There are two types of pruning cuts you should know about: heading cuts and thinning cuts. Heading cuts are used to reduce the height of trees by removing terminal flowers and cutting back lateral branch. Heading cuts stimulate the growth of buds near the cut. The direction of new growth is determined by the direction the top lateral bud remains. Avoid using topping (also known heading) on branches more than one year old to discourage unwanted water sprouts. Also, topping and heading can disfigure older trees, compromise the tree’s structural integrity and expose large areas to insects and diseases.

Thinning removes branches from their origins or attachment points. You are thinning when you trim a branch to the trunk or a branch to another branch. Thinning cuts encourage tree growth, not just in one branch as with heading cuts. Drop crotch is a type or thinning that reduces the size of trees while maintaining their natural shape. For a drop in crotch, choose and remove higher branches. Thinning can improve air circulation, sunlight penetration, wind resistance, and provide better air circulation.
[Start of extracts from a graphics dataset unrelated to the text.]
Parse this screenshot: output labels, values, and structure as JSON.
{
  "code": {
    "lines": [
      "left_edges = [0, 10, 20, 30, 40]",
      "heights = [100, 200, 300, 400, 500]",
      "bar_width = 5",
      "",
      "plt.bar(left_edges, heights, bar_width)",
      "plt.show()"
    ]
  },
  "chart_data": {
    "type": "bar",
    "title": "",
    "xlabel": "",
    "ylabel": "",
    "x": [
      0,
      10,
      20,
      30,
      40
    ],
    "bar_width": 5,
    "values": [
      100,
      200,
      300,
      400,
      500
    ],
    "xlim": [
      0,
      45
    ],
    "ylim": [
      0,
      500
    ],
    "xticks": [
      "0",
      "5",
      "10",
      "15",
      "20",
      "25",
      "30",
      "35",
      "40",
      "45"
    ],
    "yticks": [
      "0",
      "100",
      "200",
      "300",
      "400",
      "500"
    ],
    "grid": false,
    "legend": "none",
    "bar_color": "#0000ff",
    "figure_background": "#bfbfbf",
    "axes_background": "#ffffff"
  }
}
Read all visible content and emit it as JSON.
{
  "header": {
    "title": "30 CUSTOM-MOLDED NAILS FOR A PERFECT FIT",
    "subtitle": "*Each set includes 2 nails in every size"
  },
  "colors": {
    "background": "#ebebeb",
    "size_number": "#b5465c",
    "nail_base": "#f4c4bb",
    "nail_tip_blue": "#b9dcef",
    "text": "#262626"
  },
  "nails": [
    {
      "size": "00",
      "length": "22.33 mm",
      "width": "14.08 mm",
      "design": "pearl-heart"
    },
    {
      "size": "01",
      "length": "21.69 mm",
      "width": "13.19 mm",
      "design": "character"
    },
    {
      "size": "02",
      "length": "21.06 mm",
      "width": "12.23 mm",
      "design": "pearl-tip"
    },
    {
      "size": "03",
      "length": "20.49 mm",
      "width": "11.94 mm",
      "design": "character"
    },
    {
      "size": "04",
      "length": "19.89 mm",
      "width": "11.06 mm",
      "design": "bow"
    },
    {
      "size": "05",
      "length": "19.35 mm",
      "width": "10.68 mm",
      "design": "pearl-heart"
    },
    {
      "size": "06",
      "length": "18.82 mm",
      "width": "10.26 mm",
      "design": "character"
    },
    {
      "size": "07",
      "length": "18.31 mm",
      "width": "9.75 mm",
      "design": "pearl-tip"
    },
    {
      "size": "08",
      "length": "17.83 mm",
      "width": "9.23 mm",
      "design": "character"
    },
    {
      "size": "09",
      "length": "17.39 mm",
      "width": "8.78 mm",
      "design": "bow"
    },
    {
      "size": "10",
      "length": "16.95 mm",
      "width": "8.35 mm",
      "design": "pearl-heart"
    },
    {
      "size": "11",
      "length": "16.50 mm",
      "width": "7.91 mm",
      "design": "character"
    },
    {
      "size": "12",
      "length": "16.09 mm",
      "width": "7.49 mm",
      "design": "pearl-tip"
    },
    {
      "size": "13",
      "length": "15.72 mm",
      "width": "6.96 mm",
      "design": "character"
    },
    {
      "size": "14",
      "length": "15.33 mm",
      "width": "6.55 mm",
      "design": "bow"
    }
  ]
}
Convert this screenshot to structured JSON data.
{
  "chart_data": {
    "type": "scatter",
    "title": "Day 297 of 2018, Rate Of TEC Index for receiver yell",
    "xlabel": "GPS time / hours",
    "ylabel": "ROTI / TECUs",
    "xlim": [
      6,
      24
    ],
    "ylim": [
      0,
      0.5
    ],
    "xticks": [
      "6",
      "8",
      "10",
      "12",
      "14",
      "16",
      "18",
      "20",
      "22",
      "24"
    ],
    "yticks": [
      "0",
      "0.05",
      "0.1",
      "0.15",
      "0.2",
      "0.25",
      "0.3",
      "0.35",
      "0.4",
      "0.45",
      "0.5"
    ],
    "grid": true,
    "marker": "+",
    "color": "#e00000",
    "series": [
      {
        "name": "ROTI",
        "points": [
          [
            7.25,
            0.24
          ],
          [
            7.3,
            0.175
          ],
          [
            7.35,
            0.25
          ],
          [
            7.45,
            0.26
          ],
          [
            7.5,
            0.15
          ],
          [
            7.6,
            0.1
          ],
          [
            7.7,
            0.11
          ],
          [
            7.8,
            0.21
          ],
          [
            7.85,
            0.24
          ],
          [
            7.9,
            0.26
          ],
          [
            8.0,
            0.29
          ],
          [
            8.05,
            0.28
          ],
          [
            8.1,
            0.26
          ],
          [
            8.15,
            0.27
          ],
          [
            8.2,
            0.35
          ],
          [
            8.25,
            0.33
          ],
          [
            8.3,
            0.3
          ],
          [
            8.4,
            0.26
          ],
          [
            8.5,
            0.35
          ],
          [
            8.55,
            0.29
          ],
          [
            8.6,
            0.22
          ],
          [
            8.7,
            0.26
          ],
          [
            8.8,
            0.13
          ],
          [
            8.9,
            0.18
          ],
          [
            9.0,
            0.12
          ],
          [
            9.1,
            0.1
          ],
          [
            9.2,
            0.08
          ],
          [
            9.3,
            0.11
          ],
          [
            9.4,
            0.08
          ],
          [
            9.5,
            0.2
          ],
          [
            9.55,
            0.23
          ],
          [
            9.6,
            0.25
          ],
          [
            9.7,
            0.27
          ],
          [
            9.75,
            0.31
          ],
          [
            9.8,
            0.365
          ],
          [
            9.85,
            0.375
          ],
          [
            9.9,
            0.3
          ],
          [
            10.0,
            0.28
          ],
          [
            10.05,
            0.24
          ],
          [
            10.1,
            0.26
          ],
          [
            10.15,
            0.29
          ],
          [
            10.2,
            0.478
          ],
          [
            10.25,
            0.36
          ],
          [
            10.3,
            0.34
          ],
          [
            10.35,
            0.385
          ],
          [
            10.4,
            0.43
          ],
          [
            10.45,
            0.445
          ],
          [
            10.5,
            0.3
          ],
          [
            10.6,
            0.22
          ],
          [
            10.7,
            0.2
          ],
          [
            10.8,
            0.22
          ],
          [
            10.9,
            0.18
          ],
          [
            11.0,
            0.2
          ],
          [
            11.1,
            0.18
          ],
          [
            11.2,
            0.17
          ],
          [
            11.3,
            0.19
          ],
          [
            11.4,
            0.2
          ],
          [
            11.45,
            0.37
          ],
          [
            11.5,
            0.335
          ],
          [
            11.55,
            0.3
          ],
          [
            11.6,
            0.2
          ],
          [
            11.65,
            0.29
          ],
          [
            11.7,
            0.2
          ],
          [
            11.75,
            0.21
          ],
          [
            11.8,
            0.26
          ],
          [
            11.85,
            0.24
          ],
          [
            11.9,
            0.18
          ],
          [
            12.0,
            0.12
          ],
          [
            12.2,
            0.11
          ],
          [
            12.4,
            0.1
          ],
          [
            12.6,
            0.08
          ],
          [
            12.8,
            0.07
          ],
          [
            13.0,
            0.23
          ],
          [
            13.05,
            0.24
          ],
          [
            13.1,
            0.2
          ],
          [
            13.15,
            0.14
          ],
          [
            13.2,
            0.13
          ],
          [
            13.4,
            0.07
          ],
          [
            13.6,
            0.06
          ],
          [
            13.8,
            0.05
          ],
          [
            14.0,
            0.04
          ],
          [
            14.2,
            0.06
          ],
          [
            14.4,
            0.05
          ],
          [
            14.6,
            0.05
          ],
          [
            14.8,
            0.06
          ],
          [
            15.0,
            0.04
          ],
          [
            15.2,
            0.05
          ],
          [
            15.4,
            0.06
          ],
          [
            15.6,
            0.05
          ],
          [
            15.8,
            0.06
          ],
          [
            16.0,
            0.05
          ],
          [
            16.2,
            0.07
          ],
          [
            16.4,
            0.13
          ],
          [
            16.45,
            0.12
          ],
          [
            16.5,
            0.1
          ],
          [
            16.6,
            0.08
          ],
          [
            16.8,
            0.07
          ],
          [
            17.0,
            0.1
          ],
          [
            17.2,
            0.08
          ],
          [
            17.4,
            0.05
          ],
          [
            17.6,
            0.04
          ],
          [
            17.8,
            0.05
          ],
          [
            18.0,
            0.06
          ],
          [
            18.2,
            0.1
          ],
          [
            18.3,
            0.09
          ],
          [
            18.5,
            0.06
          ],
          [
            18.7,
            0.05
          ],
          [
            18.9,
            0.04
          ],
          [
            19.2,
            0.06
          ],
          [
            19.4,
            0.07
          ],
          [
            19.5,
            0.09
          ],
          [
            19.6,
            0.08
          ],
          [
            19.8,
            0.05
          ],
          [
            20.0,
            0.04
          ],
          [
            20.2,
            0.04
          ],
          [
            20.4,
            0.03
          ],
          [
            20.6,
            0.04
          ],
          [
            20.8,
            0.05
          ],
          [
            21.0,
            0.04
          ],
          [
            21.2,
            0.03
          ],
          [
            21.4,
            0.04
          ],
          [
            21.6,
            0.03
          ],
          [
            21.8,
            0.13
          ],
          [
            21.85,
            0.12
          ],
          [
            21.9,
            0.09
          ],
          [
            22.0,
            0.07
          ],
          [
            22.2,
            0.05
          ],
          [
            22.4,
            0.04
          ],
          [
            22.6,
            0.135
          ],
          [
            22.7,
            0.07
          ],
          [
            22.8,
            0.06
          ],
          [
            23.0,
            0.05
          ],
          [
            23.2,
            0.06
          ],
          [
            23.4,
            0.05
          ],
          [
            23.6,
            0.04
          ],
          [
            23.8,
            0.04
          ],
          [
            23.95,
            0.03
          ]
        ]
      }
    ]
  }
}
Properly prune your branches. Cut 1/4 inch above a lateral branch to make heading cuts. Make sure you slope down away from the buds. The bud could die if you cut too close or at an unfavorable angle. To thin larger branches, you should cut at a 45-60 degree angle from the branch bark. The branch collar should be left intact in order to quickly heal the wound and prevent any decay from entering the trunk.